26 Ekim günü Gazipaşa yokuşu sağlıklı bir insanın damarları kadar temizdi. Ara sıra cidarlara yapışanlar olsa da bulundukları yerde fazla duramıyorlardı. Neden mi? Çünkü görevinin ilk yıllarında ve ciddiyetinde olduğu yüzünden belli bir polis memuru canla başla mücadele ediyordu. Çok mu abarttım “canla başla” derken. Hayır, hayır… Gazipaşa yokuşu çoğu zaman Trabzonlu için çile olan yerlerden biri.
O gün içerisinde gazipaşa’yı iki kez indim çıktım. Saat öğleden sonra iki sıralarında oradan geçerken özellikle yavaş yavaş inceleyerek yürüdüm. Hatta ara sıra durarak memurun yüzünün ifadelerine baktım. Bir araç yokuşun alt tarafında durmakta idi. Memur ona doğru gidiyordu. Tam o sırada bir başka araç sağa sinyal vererek polis memurunun yanından geçti. İşte o an inanılmazdı. Başını ara ara yukarı çevirerek aracın ne yapmaya çalıştığını izliyor, aynı zamanda da aşağıya doğru yürüyordu. Daha fazla bakmama gerek yoktu. İşini nasıl yaptığı belliydi. Gazipaşa 26 Ekim’de çok rahat nefes aldı.
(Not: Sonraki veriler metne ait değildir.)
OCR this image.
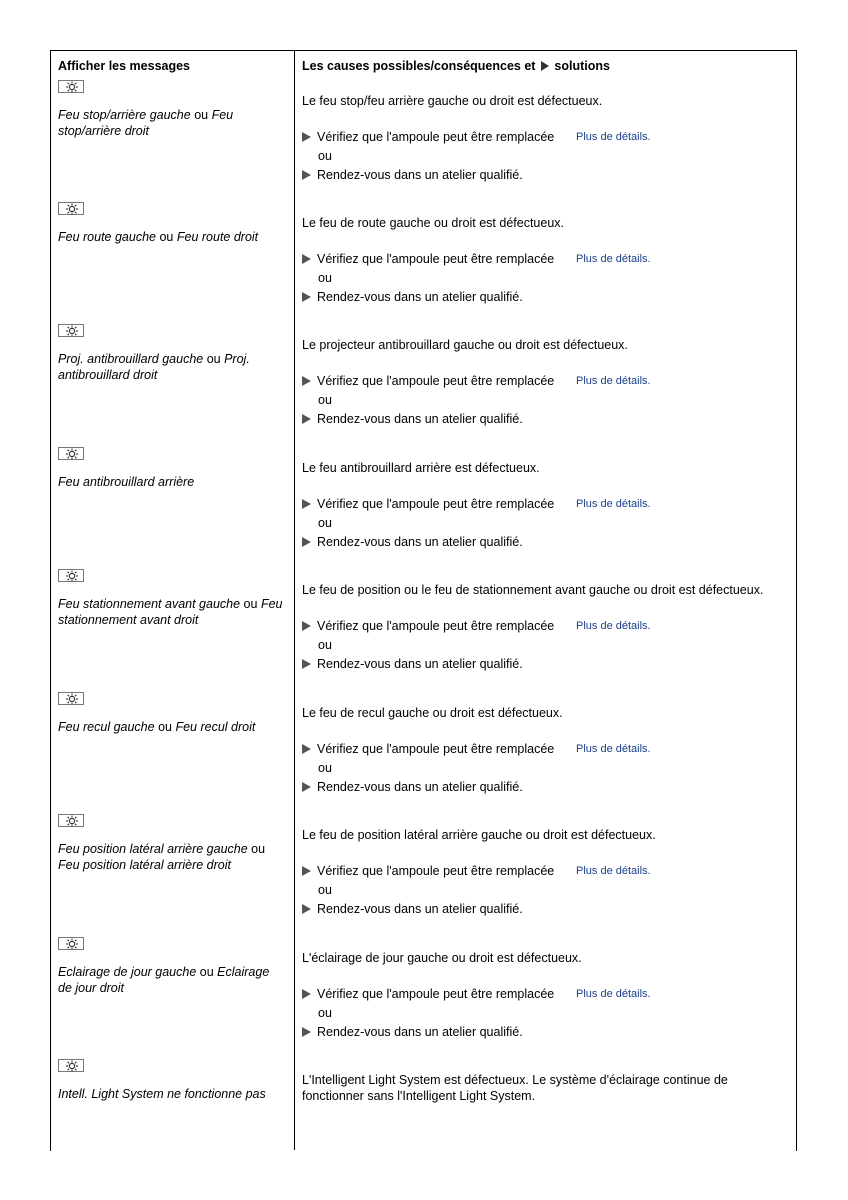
Afficher les messages	Les causes possibles/conséquences et solutions
Feu stop/arrière gauche ou Feu stop/arrière droit
Le feu stop/feu arrière gauche ou droit est défectueux.
Vérifiez que l'ampoule peut être remplacée Plus de détails.
ou
Rendez-vous dans un atelier qualifié.
Feu route gauche ou Feu route droit
Le feu de route gauche ou droit est défectueux.
Vérifiez que l'ampoule peut être remplacée Plus de détails.
ou
Rendez-vous dans un atelier qualifié.
Proj. antibrouillard gauche ou Proj. antibrouillard droit
Le projecteur antibrouillard gauche ou droit est défectueux.
Vérifiez que l'ampoule peut être remplacée Plus de détails.
ou
Rendez-vous dans un atelier qualifié.
Feu antibrouillard arrière
Le feu antibrouillard arrière est défectueux.
Vérifiez que l'ampoule peut être remplacée Plus de détails.
ou
Rendez-vous dans un atelier qualifié.
Feu stationnement avant gauche ou Feu stationnement avant droit
Le feu de position ou le feu de stationnement avant gauche ou droit est défectueux.
Vérifiez que l'ampoule peut être remplacée Plus de détails.
ou
Rendez-vous dans un atelier qualifié.
Feu recul gauche ou Feu recul droit
Le feu de recul gauche ou droit est défectueux.
Vérifiez que l'ampoule peut être remplacée Plus de détails.
ou
Rendez-vous dans un atelier qualifié.
Feu position latéral arrière gauche ou Feu position latéral arrière droit
Le feu de position latéral arrière gauche ou droit est défectueux.
Vérifiez que l'ampoule peut être remplacée Plus de détails.
ou
Rendez-vous dans un atelier qualifié.
Eclairage de jour gauche ou Eclairage de jour droit
L'éclairage de jour gauche ou droit est défectueux.
Vérifiez que l'ampoule peut être remplacée Plus de détails.
ou
Rendez-vous dans un atelier qualifié.
Intell. Light System ne fonctionne pas
L'Intelligent Light System est défectueux. Le système d'éclairage continue de fonctionner sans l'Intelligent Light System.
Bugün yine çekilmişti duman ciğerlere, yine işgal süresinin kısalığını ifade eden yanıp sönen ışıklarıyla araçlar yol kenarlarındaydılar. Dün gördüklerimin hayal olduğunu düşündüm. Gözlerim polis memurunu aradı. Göremedim. Nedendir bilinmez…
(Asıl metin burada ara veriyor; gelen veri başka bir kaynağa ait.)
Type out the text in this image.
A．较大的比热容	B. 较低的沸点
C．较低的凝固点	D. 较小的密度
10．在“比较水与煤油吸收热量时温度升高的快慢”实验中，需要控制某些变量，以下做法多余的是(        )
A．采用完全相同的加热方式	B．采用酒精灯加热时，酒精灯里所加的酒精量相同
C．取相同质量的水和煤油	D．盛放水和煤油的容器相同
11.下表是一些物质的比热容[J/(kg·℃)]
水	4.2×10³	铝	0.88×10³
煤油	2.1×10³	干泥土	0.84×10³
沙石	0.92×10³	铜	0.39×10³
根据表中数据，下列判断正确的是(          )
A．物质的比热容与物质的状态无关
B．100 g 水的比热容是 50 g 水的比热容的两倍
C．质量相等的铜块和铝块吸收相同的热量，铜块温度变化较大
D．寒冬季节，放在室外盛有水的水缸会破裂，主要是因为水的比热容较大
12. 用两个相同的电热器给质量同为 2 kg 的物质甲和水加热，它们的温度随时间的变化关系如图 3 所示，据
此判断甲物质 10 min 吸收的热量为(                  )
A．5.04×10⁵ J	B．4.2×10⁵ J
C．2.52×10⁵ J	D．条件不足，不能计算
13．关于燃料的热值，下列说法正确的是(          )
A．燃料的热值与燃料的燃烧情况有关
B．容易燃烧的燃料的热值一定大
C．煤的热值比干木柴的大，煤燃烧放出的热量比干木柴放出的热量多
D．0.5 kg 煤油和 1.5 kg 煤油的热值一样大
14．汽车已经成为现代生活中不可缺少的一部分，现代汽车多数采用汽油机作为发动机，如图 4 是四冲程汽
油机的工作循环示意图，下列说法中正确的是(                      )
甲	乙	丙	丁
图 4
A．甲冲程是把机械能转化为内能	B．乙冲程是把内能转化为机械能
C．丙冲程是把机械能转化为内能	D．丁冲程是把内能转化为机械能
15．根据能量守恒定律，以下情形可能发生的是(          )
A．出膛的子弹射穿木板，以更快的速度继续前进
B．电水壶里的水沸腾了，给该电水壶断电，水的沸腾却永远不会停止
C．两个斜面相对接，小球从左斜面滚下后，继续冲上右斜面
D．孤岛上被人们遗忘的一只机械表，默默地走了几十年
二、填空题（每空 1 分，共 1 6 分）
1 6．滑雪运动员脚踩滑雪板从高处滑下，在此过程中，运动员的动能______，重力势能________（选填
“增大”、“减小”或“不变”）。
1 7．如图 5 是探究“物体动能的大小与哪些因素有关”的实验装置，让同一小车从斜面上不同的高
26 Ekim’de Gazipaşa Caddesi’nde görev yapan polis memuruna teşekkürler.


Birkaç ay önce başımdan geçen bir olayı da sizlerle paylaşacağım.
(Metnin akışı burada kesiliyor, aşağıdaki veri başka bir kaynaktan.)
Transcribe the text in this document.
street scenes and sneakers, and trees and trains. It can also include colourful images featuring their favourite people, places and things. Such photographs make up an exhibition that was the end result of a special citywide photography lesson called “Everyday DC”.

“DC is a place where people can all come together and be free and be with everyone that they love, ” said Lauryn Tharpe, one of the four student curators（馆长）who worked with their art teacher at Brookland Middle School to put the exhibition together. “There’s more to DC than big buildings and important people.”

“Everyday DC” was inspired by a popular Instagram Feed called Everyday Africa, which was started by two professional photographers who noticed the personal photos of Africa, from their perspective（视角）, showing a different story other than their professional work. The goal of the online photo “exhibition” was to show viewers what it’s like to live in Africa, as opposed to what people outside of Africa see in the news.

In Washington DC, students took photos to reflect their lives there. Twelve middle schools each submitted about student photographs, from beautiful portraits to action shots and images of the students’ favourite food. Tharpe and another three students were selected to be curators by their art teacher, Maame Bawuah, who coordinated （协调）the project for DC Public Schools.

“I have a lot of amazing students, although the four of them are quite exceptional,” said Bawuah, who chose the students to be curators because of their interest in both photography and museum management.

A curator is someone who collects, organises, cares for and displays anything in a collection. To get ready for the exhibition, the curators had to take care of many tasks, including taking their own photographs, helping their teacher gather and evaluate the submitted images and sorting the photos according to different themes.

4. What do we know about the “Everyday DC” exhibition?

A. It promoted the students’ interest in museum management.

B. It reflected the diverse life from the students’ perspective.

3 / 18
Atapark’tan Meydan’a gitmek üzere dolmuş bekliyordum. Birçok dolmuş güzergahının üzerinde kaldığı için Atapark ulaşım bakımından çok rahat bir semttir. Dediğim gibi, kısmen boş gelen bir Fatih dolmuşuna bindim. Çok kısa bir süre sonra Zağnos girişinden birbirleriyle ilişkisi olmadıkları belli olan iki adam daha bizim dolmuşa bindi. -Trabzon’da iç yollar aslında taşıttan çok insanlar içindir. Ne yazık ki alternatif yollarımızın az olması bizi büyük değişiklikler yapmaya itiyor. Atapark ile meydan arasındaki Uzun sokak(duraklama) problemi birkaç durak çözümü; sokağın başında, ortasında ve sonunda olmak üzere 3 durak ile çözüldü.- Sessizlik duraklar konusuyla bölününce çözümün iyi olup olmadığı tartışılmaya başlandı. Tartışma dedim ama karşı bir taraf da yok hani dolmuşçu bile bu işin iyi olduğunu trafiğin böylelikle çok rahat aktığını söylüyordu. Diğer iki adamda durak yerlerinin genişliklerinden, trafiğin aksamayacağından bahsediyorlardı. İnsanların böyle düşünmeleri hoşuma gitmişti. Ancak uzun sokağın ilk durağını geride bıraktığımız zaman içersinde adamlardan birinin “kardeş beni de şurada müsait bir yerde bırak” sözü dudağımın sola bir kavis yapmasıyla gülmeme neden oldu. Diğer adamın yüzü nasıldı bilmiyorum ama sürücünün dikiz aynasından yansıyan aksi şaşkındı. Sürücünün şaşkınlığından olsa gerek harekete geçmemiz biraz yavaş oldu. Sürücünün sözel tepkisi geç olmadı: “daha demin ne diyordu? Şimdi yaptığına bak!” dedi. Dilimin ucuna “sen de durmayacaktın, bir sonraki durağa kadar götürecektin” diye geldi ama konuşmanın başından beri izleyici olduğumdan öyle kalmaya karar verdim. Neyse ki diğer adam düşüncelerimi okumuş gibi aynen söyledi. Her hangi bir üsteleme olmadı. Son cümleler söylenmiş gibi dolmuştan inene kadar sessizlik hüküm sürdü.

Bu kısa ama önemli olayların sonunda söylenecek çok şey var. Ama sırasıyla her iki hikayenin sonunu da iki büyük düşünürün sözleri ile kapamak istiyorum.

Davranışlar, kelimelerden daha fazla konuşur, daha çok şey ifâde eder.
Oscar Wilde

Ya olduğun gibi görün ya da göründüğün gibi ol.